Yesterday I was given the gift of TIME. It was one of those Sunday afternoons where we had nothing going on, no where to be until evening, and our daughter slept for almost 4 hours! It was blessed. Add in the amazing sunshine that was streaming in our bedroom window and this momma was living high on life :)


I've mentioned several times now that I'm reading through, "One Thousand Gifts" by Ann Voskamp - and I'm just bubbling over from my reading yesterday. It's strangely ironic to me that while I was laying in my sun filled bed room reading, that the chapter title should be "a sanctuary of time" about Time. When, here I was already feeling so greatful for these "free" hours in my day! I just wanted to share some of Ann's thoughts from this chapter - and encourage all of us to slow down and treasure life a little bit more. I know I needed the reminder, even on my slowest day.
"We are merely moving shadows, and all our busy rushing ends in nothing."
Psalm 39:6
Towards the middle of the chapter - Ann has already shared how her house is a mess, dishes and laundry and childrens toys seem to have taken over her home.
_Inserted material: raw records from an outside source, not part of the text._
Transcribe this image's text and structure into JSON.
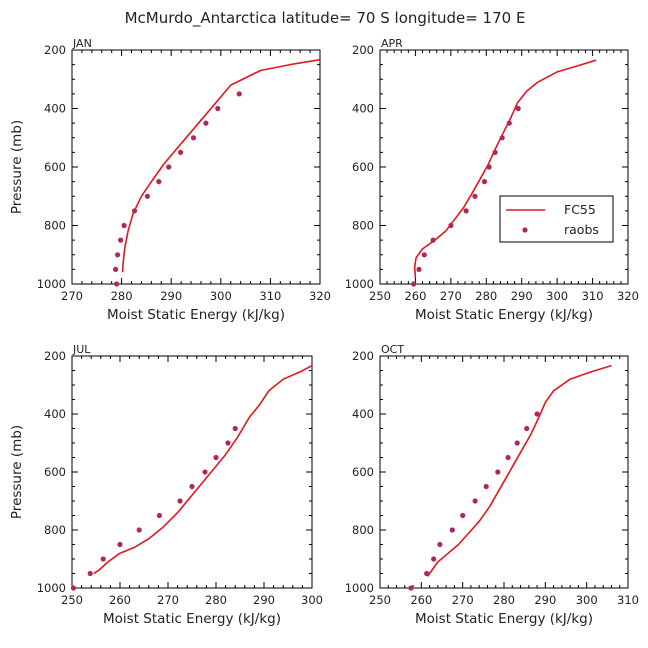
{
  "title": "McMurdo_Antarctica  latitude= 70 S longitude= 170 E",
  "colors": {
    "model_line": "#e0181e",
    "obs_dot": "#b0285a",
    "axis": "#000000"
  },
  "legend": {
    "line_label": "FC55",
    "dot_label": "raobs",
    "placement": "inside APR panel, lower-right"
  },
  "chart_data": [
    {
      "type": "line",
      "panel_label": "JAN",
      "xlabel": "Moist Static Energy (kJ/kg)",
      "ylabel": "Pressure (mb)",
      "xlim": [
        270,
        320
      ],
      "ylim": [
        1000,
        200
      ],
      "xticks": [
        270,
        280,
        290,
        300,
        310,
        320
      ],
      "yticks": [
        200,
        400,
        600,
        800,
        1000
      ],
      "series": [
        {
          "name": "FC55",
          "kind": "line",
          "points": [
            [
              280.2,
              960
            ],
            [
              280.3,
              930
            ],
            [
              280.6,
              880
            ],
            [
              281.3,
              820
            ],
            [
              282.3,
              760
            ],
            [
              284.0,
              700
            ],
            [
              286.0,
              650
            ],
            [
              288.5,
              590
            ],
            [
              291.0,
              540
            ],
            [
              293.5,
              490
            ],
            [
              296.0,
              440
            ],
            [
              298.5,
              390
            ],
            [
              302.0,
              320
            ],
            [
              308.0,
              270
            ],
            [
              314.0,
              250
            ],
            [
              320.0,
              233
            ]
          ]
        },
        {
          "name": "raobs",
          "kind": "scatter",
          "points": [
            [
              279.0,
              1000
            ],
            [
              278.8,
              950
            ],
            [
              279.2,
              900
            ],
            [
              279.8,
              850
            ],
            [
              280.5,
              800
            ],
            [
              282.6,
              750
            ],
            [
              285.2,
              700
            ],
            [
              287.5,
              650
            ],
            [
              289.5,
              600
            ],
            [
              291.9,
              550
            ],
            [
              294.5,
              500
            ],
            [
              297.0,
              450
            ],
            [
              299.4,
              400
            ],
            [
              303.7,
              350
            ]
          ]
        }
      ]
    },
    {
      "type": "line",
      "panel_label": "APR",
      "xlabel": "Moist Static Energy (kJ/kg)",
      "ylabel": "",
      "xlim": [
        250,
        320
      ],
      "ylim": [
        1000,
        200
      ],
      "xticks": [
        250,
        260,
        270,
        280,
        290,
        300,
        310,
        320
      ],
      "yticks": [
        200,
        400,
        600,
        800,
        1000
      ],
      "series": [
        {
          "name": "FC55",
          "kind": "line",
          "points": [
            [
              260.0,
              980
            ],
            [
              259.8,
              940
            ],
            [
              260.2,
              910
            ],
            [
              262.0,
              880
            ],
            [
              265.5,
              850
            ],
            [
              268.5,
              820
            ],
            [
              271.0,
              780
            ],
            [
              273.5,
              740
            ],
            [
              276.0,
              690
            ],
            [
              278.3,
              640
            ],
            [
              280.6,
              590
            ],
            [
              282.5,
              540
            ],
            [
              284.5,
              490
            ],
            [
              286.6,
              440
            ],
            [
              288.8,
              380
            ],
            [
              291.5,
              340
            ],
            [
              294.5,
              310
            ],
            [
              300.0,
              275
            ],
            [
              305.5,
              255
            ],
            [
              311.0,
              235
            ]
          ]
        },
        {
          "name": "raobs",
          "kind": "scatter",
          "points": [
            [
              259.5,
              1000
            ],
            [
              261.0,
              950
            ],
            [
              262.5,
              900
            ],
            [
              265.0,
              850
            ],
            [
              270.0,
              800
            ],
            [
              274.3,
              750
            ],
            [
              276.8,
              700
            ],
            [
              279.5,
              650
            ],
            [
              280.8,
              600
            ],
            [
              282.5,
              550
            ],
            [
              284.5,
              500
            ],
            [
              286.5,
              450
            ],
            [
              289.0,
              400
            ]
          ]
        }
      ]
    },
    {
      "type": "line",
      "panel_label": "JUL",
      "xlabel": "Moist Static Energy (kJ/kg)",
      "ylabel": "Pressure (mb)",
      "xlim": [
        250,
        300
      ],
      "ylim": [
        1000,
        200
      ],
      "xticks": [
        250,
        260,
        270,
        280,
        290,
        300
      ],
      "yticks": [
        200,
        400,
        600,
        800,
        1000
      ],
      "series": [
        {
          "name": "FC55",
          "kind": "line",
          "points": [
            [
              254.5,
              950
            ],
            [
              255.5,
              940
            ],
            [
              257.5,
              910
            ],
            [
              260.0,
              880
            ],
            [
              263.0,
              860
            ],
            [
              266.0,
              830
            ],
            [
              269.0,
              790
            ],
            [
              272.0,
              740
            ],
            [
              274.5,
              690
            ],
            [
              277.0,
              640
            ],
            [
              279.5,
              590
            ],
            [
              282.0,
              540
            ],
            [
              284.5,
              480
            ],
            [
              287.0,
              410
            ],
            [
              289.0,
              370
            ],
            [
              291.0,
              320
            ],
            [
              294.0,
              280
            ],
            [
              297.5,
              255
            ],
            [
              300.0,
              233
            ]
          ]
        },
        {
          "name": "raobs",
          "kind": "scatter",
          "points": [
            [
              250.3,
              1000
            ],
            [
              253.8,
              950
            ],
            [
              256.5,
              900
            ],
            [
              260.0,
              850
            ],
            [
              264.0,
              800
            ],
            [
              268.2,
              750
            ],
            [
              272.5,
              700
            ],
            [
              275.0,
              650
            ],
            [
              277.7,
              600
            ],
            [
              280.0,
              550
            ],
            [
              282.5,
              500
            ],
            [
              284.0,
              450
            ]
          ]
        }
      ]
    },
    {
      "type": "line",
      "panel_label": "OCT",
      "xlabel": "Moist Static Energy (kJ/kg)",
      "ylabel": "",
      "xlim": [
        250,
        310
      ],
      "ylim": [
        1000,
        200
      ],
      "xticks": [
        250,
        260,
        270,
        280,
        290,
        300,
        310
      ],
      "yticks": [
        200,
        400,
        600,
        800,
        1000
      ],
      "series": [
        {
          "name": "FC55",
          "kind": "line",
          "points": [
            [
              261.5,
              960
            ],
            [
              262.5,
              940
            ],
            [
              264.0,
              910
            ],
            [
              266.5,
              880
            ],
            [
              269.0,
              850
            ],
            [
              271.5,
              810
            ],
            [
              274.0,
              770
            ],
            [
              276.5,
              720
            ],
            [
              278.5,
              670
            ],
            [
              280.5,
              620
            ],
            [
              282.5,
              570
            ],
            [
              284.5,
              520
            ],
            [
              286.5,
              470
            ],
            [
              288.5,
              410
            ],
            [
              290.0,
              360
            ],
            [
              292.0,
              320
            ],
            [
              296.0,
              280
            ],
            [
              301.0,
              255
            ],
            [
              306.0,
              233
            ]
          ]
        },
        {
          "name": "raobs",
          "kind": "scatter",
          "points": [
            [
              257.5,
              1000
            ],
            [
              261.3,
              950
            ],
            [
              263.0,
              900
            ],
            [
              264.5,
              850
            ],
            [
              267.5,
              800
            ],
            [
              270.0,
              750
            ],
            [
              273.0,
              700
            ],
            [
              275.7,
              650
            ],
            [
              278.5,
              600
            ],
            [
              281.0,
              550
            ],
            [
              283.2,
              500
            ],
            [
              285.5,
              450
            ],
            [
              288.0,
              400
            ]
          ]
        }
      ]
    }
  ]
}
Yet, here she stands, over the sink - taking the time to enjoy and be thankful for the beauty she sees in the sun patterns of a soap bubble. You know... when the sun hits soap it turns all sorts of bright oily colors. It is pretty and I admit - I 've done this before myself. Then she has this revelation...
"I speak it to God: I don't really want more time; I just want enough time. Time to breathe deep and time to see real and time to laugh long, time to give You glory and rest deep and sing joy and just enough time in a day not to feel hounded, pressed, driven, or wild to get it all done - yesterday."
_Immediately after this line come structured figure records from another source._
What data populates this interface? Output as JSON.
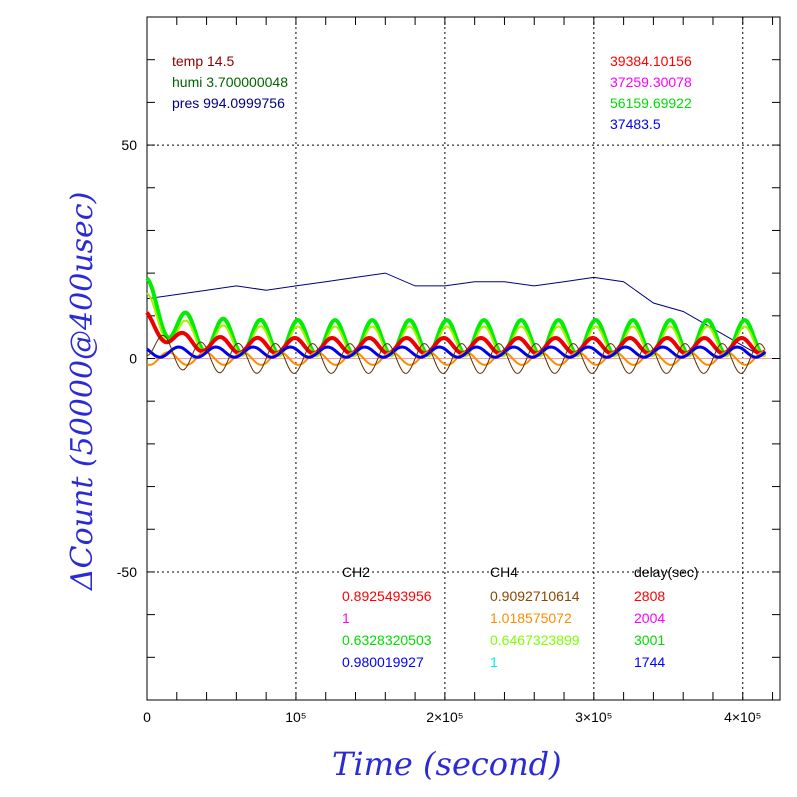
{
  "chart_data": {
    "type": "line",
    "xlabel": "Time (second)",
    "ylabel": "ΔCount (50000@400usec)",
    "xlim": [
      0,
      425000
    ],
    "ylim": [
      -80,
      80
    ],
    "grid": true,
    "x_ticks": [
      {
        "value": 0,
        "label": "0"
      },
      {
        "value": 100000,
        "label": "10⁵"
      },
      {
        "value": 200000,
        "label": "2×10⁵"
      },
      {
        "value": 300000,
        "label": "3×10⁵"
      },
      {
        "value": 400000,
        "label": "4×10⁵"
      }
    ],
    "y_ticks": [
      {
        "value": 50,
        "label": "50"
      },
      {
        "value": 0,
        "label": "0"
      },
      {
        "value": -50,
        "label": "-50"
      }
    ],
    "env_labels": [
      {
        "text": "temp 14.5",
        "color": "#8b0000"
      },
      {
        "text": "humi 3.700000048",
        "color": "#006400"
      },
      {
        "text": "pres 994.0999756",
        "color": "#00007f"
      }
    ],
    "means": [
      {
        "text": "39384.10156",
        "color": "#ff0000"
      },
      {
        "text": "37259.30078",
        "color": "#ff00ff"
      },
      {
        "text": "56159.69922",
        "color": "#00dd00"
      },
      {
        "text": "37483.5",
        "color": "#0000ff"
      }
    ],
    "table": {
      "headers": [
        "CH2",
        "CH4",
        "delay(sec)"
      ],
      "rows": [
        {
          "ch2": "0.8925493956",
          "ch2_color": "#ff0000",
          "ch4": "0.9092710614",
          "ch4_color": "#8b4500",
          "delay": "2808",
          "delay_color": "#ff0000"
        },
        {
          "ch2": "1",
          "ch2_color": "#ff00ff",
          "ch4": "1.018575072",
          "ch4_color": "#ff8c00",
          "delay": "2004",
          "delay_color": "#ff00ff"
        },
        {
          "ch2": "0.6328320503",
          "ch2_color": "#00dd00",
          "ch4": "0.6467323899",
          "ch4_color": "#7fff00",
          "delay": "3001",
          "delay_color": "#00dd00"
        },
        {
          "ch2": "0.980019927",
          "ch2_color": "#0000ff",
          "ch4": "1",
          "ch4_color": "#00eeee",
          "delay": "1744",
          "delay_color": "#0000ff"
        }
      ]
    },
    "series": [
      {
        "color": "#00007f",
        "width": 1,
        "x": [
          0,
          20000,
          40000,
          60000,
          80000,
          100000,
          120000,
          140000,
          160000,
          180000,
          200000,
          220000,
          240000,
          260000,
          280000,
          300000,
          320000,
          340000,
          360000,
          380000,
          400000,
          410000
        ],
        "y": [
          14,
          15,
          16,
          17,
          16,
          17,
          18,
          19,
          20,
          17,
          17,
          18,
          18,
          17,
          18,
          19,
          18,
          13,
          11,
          7,
          3,
          1
        ]
      },
      {
        "color": "#00ee00",
        "width": 4,
        "period": 25000,
        "offset": 5,
        "amp": 4,
        "phase": 20000,
        "decay": 10
      },
      {
        "color": "#aaee00",
        "width": 2,
        "period": 25000,
        "offset": 4,
        "amp": 3.5,
        "phase": 20000,
        "decay": 8
      },
      {
        "color": "#ee0000",
        "width": 4,
        "period": 25000,
        "offset": 3,
        "amp": 1.8,
        "phase": 18000,
        "decay": 6
      },
      {
        "color": "#ff8c00",
        "width": 2,
        "period": 25000,
        "offset": 0,
        "amp": 1.5,
        "phase": 8000,
        "decay": 0
      },
      {
        "color": "#0000ee",
        "width": 3,
        "period": 25000,
        "offset": 1.5,
        "amp": 1.2,
        "phase": 15000,
        "decay": 0
      },
      {
        "color": "#5a3000",
        "width": 1,
        "period": 25000,
        "offset": 0,
        "amp": 3.5,
        "phase": 5000,
        "decay": 4
      }
    ]
  }
}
I was so challenged by that thought. I feel like so often that IS my prayer, too. It's not that I want longer days or more weekend time... I just want to somehow learn to make the MOST of the time I have been given. So then this one liner hit me hard, too...
"Life is so urgent it necessitates living slow."
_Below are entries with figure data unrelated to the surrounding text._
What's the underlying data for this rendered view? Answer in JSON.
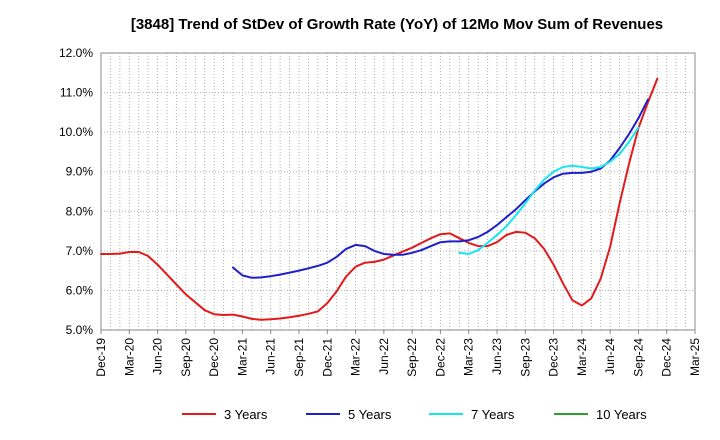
{
  "chart_data": {
    "type": "line",
    "title": "[3848]  Trend of StDev of Growth Rate (YoY) of 12Mo Mov Sum of Revenues",
    "xlabel": "",
    "ylabel": "",
    "x_tick_labels": [
      "Dec-19",
      "Mar-20",
      "Jun-20",
      "Sep-20",
      "Dec-20",
      "Mar-21",
      "Jun-21",
      "Sep-21",
      "Dec-21",
      "Mar-22",
      "Jun-22",
      "Sep-22",
      "Dec-22",
      "Mar-23",
      "Jun-23",
      "Sep-23",
      "Dec-23",
      "Mar-24",
      "Jun-24",
      "Sep-24",
      "Dec-24",
      "Mar-25"
    ],
    "y_tick_labels": [
      "5.0%",
      "6.0%",
      "7.0%",
      "8.0%",
      "9.0%",
      "10.0%",
      "11.0%",
      "12.0%"
    ],
    "y_ticks": [
      5,
      6,
      7,
      8,
      9,
      10,
      11,
      12
    ],
    "ylim": [
      5,
      12
    ],
    "x_range_months": [
      0,
      63
    ],
    "x_unit": "months since Dec-19",
    "grid": true,
    "legend_position": "bottom",
    "series": [
      {
        "name": "3 Years",
        "color": "#e31a1c",
        "x": [
          0,
          1,
          2,
          3,
          4,
          5,
          6,
          7,
          8,
          9,
          10,
          11,
          12,
          13,
          14,
          15,
          16,
          17,
          18,
          19,
          20,
          21,
          22,
          23,
          24,
          25,
          26,
          27,
          28,
          29,
          30,
          31,
          32,
          33,
          34,
          35,
          36,
          37,
          38,
          39,
          40,
          41,
          42,
          43,
          44,
          45,
          46,
          47,
          48,
          49,
          50,
          51,
          52,
          53,
          54,
          55,
          56,
          57,
          58,
          59,
          60
        ],
        "values": [
          6.92,
          6.92,
          6.93,
          6.97,
          6.97,
          6.87,
          6.65,
          6.4,
          6.15,
          5.9,
          5.7,
          5.5,
          5.4,
          5.38,
          5.39,
          5.34,
          5.28,
          5.26,
          5.27,
          5.29,
          5.32,
          5.36,
          5.41,
          5.47,
          5.68,
          5.98,
          6.35,
          6.6,
          6.7,
          6.72,
          6.78,
          6.88,
          6.98,
          7.08,
          7.2,
          7.32,
          7.42,
          7.44,
          7.32,
          7.2,
          7.12,
          7.12,
          7.22,
          7.4,
          7.48,
          7.46,
          7.32,
          7.05,
          6.65,
          6.18,
          5.75,
          5.62,
          5.8,
          6.3,
          7.1,
          8.2,
          9.2,
          10.1,
          10.75,
          11.35,
          null
        ],
        "x_trim": 60
      },
      {
        "name": "5 Years",
        "color": "#1f1fc8",
        "x": [
          14,
          15,
          16,
          17,
          18,
          19,
          20,
          21,
          22,
          23,
          24,
          25,
          26,
          27,
          28,
          29,
          30,
          31,
          32,
          33,
          34,
          35,
          36,
          37,
          38,
          39,
          40,
          41,
          42,
          43,
          44,
          45,
          46,
          47,
          48,
          49,
          50,
          51,
          52,
          53,
          54,
          55,
          56,
          57,
          58,
          59,
          60
        ],
        "values": [
          6.58,
          6.38,
          6.32,
          6.33,
          6.36,
          6.4,
          6.45,
          6.5,
          6.56,
          6.62,
          6.7,
          6.85,
          7.05,
          7.15,
          7.12,
          7.0,
          6.92,
          6.9,
          6.9,
          6.95,
          7.02,
          7.12,
          7.22,
          7.24,
          7.24,
          7.27,
          7.35,
          7.48,
          7.65,
          7.85,
          8.05,
          8.28,
          8.5,
          8.7,
          8.86,
          8.95,
          8.97,
          8.97,
          9.0,
          9.08,
          9.28,
          9.6,
          9.95,
          10.35,
          10.82,
          null,
          null
        ]
      },
      {
        "name": "7 Years",
        "color": "#17e6f0",
        "x": [
          38,
          39,
          40,
          41,
          42,
          43,
          44,
          45,
          46,
          47,
          48,
          49,
          50,
          51,
          52,
          53,
          54,
          55,
          56,
          57,
          58,
          59,
          60
        ],
        "values": [
          6.95,
          6.92,
          7.02,
          7.2,
          7.4,
          7.62,
          7.9,
          8.2,
          8.52,
          8.8,
          9.0,
          9.12,
          9.15,
          9.12,
          9.08,
          9.12,
          9.25,
          9.45,
          9.75,
          10.12,
          null,
          null,
          null
        ]
      },
      {
        "name": "10 Years",
        "color": "#2ca02c",
        "x": [],
        "values": []
      }
    ]
  }
}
What a blessing this life truly is, even in the hard days. God's gift of love to us is TIME and LIFE. So maybe this is Valentiney afterall? Ann closes the chapter with this short sentence - "I want to savor long whatever time holds." And, that's my prayer today, too. I want to enjoy every minute.
I want to savor the look on my little ones face as she opened her Valentine gift this morning.
I want to soak in the warmth of my husbands morning hugs.
I want to fall in Love so deeply with God that I'm mindful of every minute I have here on earth to love and serve Him.
Time. And like J.R.R. Tolkien once said,
"All we have to decide is what to do with the time that is given to us."
Happy Valentines Day! Savor it. Savor every sweet moment. And, take 2 minutes to check out Ann's blog post today for this special holiday - I am really so much enjoying her depth lately.

1 comment:

Alicia Lenoir said...

Thank you Mandy for reminding us to think of the time that slips away from us if we don't take the time to savor it. I find myself somedays getting so wrapped up in the unperfect things of the house or individuals and not really being thankful for the time I have to spend with others and the material things I own.